Abstract: TH-PO645
Redefining End-of-Life Care in Dialysis: A Concurrent Hospice and Dialysis Program for Terminal Dialysis Patients
Session Information
- Geriatric Nephrology
November 07, 2019 | Location: Exhibit Hall, Walter E. Washington Convention Center
Abstract Time: 10:00 AM - 12:00 PM
Category: Geriatric Nephrology
- 1100 Geriatric Nephrology
Authors
- Schell, Jane O., University of Pittsburgh Medical Center, Pittsburgh, Pennsylvania, United States
- Lagnese, Keith, Family Hospice & Palliative Care, Pittsburgh, Pennsylvania, United States
- Taylor, Robert, DCi incorporated, Nashville, Tennessee, United States
Background
End of life for patients with end stage kidney disease (ESRD) is defined by increased health care utilization with limited access to hospice services. Financial and regulatory barriers within the Hospice Medicare Benefit often require patients to stop dialysis to receive hospice services. Unsurprisingly 40% of dialysis patients on hospice receive these services for three or less days. We developed a concurrent hospice and dialysis program with the goal to increase hospice utilization and improve patient, family and provider experience.
Methods
The ESRD Concurrent Care Program is a quality improvement initiative developed through partnership between Dialysis Clinic, Inc.’s Independence ESCO and UPMC Family Hospice in Pittsburgh, PA. The program offers concurrent hospice and palliative dialysis (10 sessions with weekly assessment) to terminal dialysis patients with an expected prognosis of two months or less and whose goals are comfort-focused. Palliative dialysis includes adjustment in the timing, frequency and delivery of dialysis to address symptoms and end of life goals. Outcomes measured include hospice length of stay (LOS), number of dialysis treatments provided and place of death.
Results
Since the program was initiated in January, 2018, 10 patients were offered the concurrent program. One patient elected to stop dialysis at enrollment. Of the remaining nine patients who elected the concurrent program, six survived to receive planned dialysis session(s). Among these six patients, 50% were female and all but one was Caucasian. Five of six patients received hemodialysis, and one patient received peritoneal dialysis. Hospice length of stay was almost 2 weeks (13.8 days, range of 7 to 28 days). The average number of dialysis treatments was 3.3 (range of 1 to 8 treatments). All patients died in a home-like environment.
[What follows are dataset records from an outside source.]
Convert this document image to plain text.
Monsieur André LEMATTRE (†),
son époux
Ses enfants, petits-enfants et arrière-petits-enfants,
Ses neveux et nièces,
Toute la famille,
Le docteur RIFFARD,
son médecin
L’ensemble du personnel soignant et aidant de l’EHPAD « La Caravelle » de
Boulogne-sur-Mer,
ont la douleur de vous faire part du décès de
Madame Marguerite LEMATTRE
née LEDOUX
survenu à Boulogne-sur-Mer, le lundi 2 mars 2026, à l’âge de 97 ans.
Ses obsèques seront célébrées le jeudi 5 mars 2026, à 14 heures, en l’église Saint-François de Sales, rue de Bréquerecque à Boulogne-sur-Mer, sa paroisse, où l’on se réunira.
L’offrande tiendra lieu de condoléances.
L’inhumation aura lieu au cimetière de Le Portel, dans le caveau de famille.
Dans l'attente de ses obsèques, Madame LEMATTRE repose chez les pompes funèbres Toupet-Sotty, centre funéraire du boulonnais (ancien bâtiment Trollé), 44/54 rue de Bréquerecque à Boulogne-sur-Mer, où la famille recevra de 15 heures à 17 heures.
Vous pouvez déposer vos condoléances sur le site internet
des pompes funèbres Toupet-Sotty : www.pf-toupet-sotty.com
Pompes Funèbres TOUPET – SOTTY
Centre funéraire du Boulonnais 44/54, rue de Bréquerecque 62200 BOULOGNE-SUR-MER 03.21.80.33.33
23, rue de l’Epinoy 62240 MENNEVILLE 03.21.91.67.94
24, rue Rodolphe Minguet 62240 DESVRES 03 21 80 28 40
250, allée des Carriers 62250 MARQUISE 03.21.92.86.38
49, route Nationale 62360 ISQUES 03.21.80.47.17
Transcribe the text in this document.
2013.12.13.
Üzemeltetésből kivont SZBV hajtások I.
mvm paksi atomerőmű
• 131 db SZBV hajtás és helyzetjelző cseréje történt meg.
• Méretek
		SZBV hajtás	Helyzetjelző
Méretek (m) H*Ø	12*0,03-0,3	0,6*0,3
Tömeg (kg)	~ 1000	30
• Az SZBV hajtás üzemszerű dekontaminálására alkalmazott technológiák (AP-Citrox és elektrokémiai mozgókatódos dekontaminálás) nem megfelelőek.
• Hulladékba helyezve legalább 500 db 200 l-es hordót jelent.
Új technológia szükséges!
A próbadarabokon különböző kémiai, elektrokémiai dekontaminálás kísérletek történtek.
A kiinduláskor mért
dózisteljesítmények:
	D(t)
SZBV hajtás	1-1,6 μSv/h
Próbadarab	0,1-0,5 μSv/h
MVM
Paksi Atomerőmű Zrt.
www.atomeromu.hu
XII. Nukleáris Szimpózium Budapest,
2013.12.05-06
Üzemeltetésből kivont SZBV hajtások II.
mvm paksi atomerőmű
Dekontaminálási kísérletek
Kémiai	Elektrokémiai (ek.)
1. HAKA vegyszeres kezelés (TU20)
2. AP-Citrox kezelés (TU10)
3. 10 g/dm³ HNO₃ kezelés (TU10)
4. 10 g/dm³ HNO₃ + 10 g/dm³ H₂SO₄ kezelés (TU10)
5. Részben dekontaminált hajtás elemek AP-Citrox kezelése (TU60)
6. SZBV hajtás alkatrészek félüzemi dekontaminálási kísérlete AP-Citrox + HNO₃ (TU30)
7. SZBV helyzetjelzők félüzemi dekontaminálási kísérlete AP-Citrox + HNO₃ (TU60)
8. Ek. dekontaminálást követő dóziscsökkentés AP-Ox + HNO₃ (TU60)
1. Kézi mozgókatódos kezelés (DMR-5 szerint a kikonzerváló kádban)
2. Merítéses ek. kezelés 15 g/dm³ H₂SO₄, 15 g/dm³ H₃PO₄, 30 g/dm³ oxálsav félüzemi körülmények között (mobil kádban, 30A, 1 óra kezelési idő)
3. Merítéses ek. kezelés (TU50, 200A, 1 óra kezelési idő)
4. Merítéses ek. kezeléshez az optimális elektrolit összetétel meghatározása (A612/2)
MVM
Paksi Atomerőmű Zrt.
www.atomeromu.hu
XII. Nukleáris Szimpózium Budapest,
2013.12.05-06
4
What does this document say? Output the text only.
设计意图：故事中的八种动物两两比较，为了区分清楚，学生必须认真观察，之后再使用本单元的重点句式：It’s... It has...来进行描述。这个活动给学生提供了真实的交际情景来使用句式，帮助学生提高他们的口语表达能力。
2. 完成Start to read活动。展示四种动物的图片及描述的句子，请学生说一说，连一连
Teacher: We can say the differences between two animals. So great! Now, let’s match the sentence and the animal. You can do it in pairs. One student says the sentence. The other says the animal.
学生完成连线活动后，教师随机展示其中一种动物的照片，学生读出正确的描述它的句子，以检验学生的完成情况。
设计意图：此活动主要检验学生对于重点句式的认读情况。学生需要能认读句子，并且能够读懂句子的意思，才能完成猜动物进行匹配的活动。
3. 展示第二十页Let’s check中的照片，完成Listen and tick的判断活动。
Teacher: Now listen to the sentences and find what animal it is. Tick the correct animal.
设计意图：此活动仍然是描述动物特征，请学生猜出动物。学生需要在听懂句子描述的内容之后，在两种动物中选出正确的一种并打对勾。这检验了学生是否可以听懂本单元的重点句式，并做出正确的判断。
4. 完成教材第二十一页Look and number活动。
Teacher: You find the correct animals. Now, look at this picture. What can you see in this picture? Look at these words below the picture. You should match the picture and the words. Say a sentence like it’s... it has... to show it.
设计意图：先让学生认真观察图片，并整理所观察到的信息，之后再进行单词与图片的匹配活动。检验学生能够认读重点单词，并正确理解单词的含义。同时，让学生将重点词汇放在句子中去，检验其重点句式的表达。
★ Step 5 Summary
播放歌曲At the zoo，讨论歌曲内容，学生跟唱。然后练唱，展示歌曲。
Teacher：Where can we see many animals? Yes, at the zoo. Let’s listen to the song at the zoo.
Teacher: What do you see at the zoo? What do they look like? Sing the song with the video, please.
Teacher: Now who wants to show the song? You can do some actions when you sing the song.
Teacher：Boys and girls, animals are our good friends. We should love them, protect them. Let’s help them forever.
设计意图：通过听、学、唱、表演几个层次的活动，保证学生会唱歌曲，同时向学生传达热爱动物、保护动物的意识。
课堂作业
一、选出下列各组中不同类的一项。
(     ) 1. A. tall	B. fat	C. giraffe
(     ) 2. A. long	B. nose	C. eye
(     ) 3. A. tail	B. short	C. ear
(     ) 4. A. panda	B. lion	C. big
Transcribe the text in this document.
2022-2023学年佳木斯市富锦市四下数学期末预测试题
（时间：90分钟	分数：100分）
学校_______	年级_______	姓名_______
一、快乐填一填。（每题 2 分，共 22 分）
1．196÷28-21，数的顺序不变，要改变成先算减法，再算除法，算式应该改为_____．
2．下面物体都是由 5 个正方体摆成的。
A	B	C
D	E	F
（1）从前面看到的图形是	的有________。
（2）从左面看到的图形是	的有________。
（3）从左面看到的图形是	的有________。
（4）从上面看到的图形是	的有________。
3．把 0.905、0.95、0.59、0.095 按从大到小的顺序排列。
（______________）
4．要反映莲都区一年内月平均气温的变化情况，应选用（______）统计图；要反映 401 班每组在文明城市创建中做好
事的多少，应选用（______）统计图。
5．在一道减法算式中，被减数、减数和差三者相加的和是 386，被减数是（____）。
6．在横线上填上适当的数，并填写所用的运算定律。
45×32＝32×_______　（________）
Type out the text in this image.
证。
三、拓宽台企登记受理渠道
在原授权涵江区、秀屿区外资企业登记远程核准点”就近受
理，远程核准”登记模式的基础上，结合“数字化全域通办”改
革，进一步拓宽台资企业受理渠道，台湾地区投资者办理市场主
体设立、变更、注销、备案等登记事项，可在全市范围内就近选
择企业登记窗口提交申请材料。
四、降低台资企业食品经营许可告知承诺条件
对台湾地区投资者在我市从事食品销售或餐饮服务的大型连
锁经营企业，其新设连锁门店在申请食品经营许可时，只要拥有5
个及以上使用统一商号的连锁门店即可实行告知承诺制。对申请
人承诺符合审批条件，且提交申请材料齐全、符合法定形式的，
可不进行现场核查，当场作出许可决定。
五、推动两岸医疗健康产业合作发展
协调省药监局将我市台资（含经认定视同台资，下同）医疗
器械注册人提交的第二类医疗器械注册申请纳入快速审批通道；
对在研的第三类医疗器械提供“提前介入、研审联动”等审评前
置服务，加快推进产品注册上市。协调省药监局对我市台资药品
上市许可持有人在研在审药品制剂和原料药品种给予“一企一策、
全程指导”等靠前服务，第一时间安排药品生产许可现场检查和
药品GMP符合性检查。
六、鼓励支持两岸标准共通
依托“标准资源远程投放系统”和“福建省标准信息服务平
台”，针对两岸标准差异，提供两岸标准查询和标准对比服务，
End of life goals attained included attending planned celebrations, spending time with family, and acheiving a sense of control.
Conclusion
Our concurrent hospice and dialysis program led to longer hospice LOS compared to general care trends. By allowing up to ten additional treatments, patients and families were able to achieve their end of life goals. Future direction involves expansion of the program within DCI with the goal to inform policy change in hospice delivery for dialysis patients at end of life.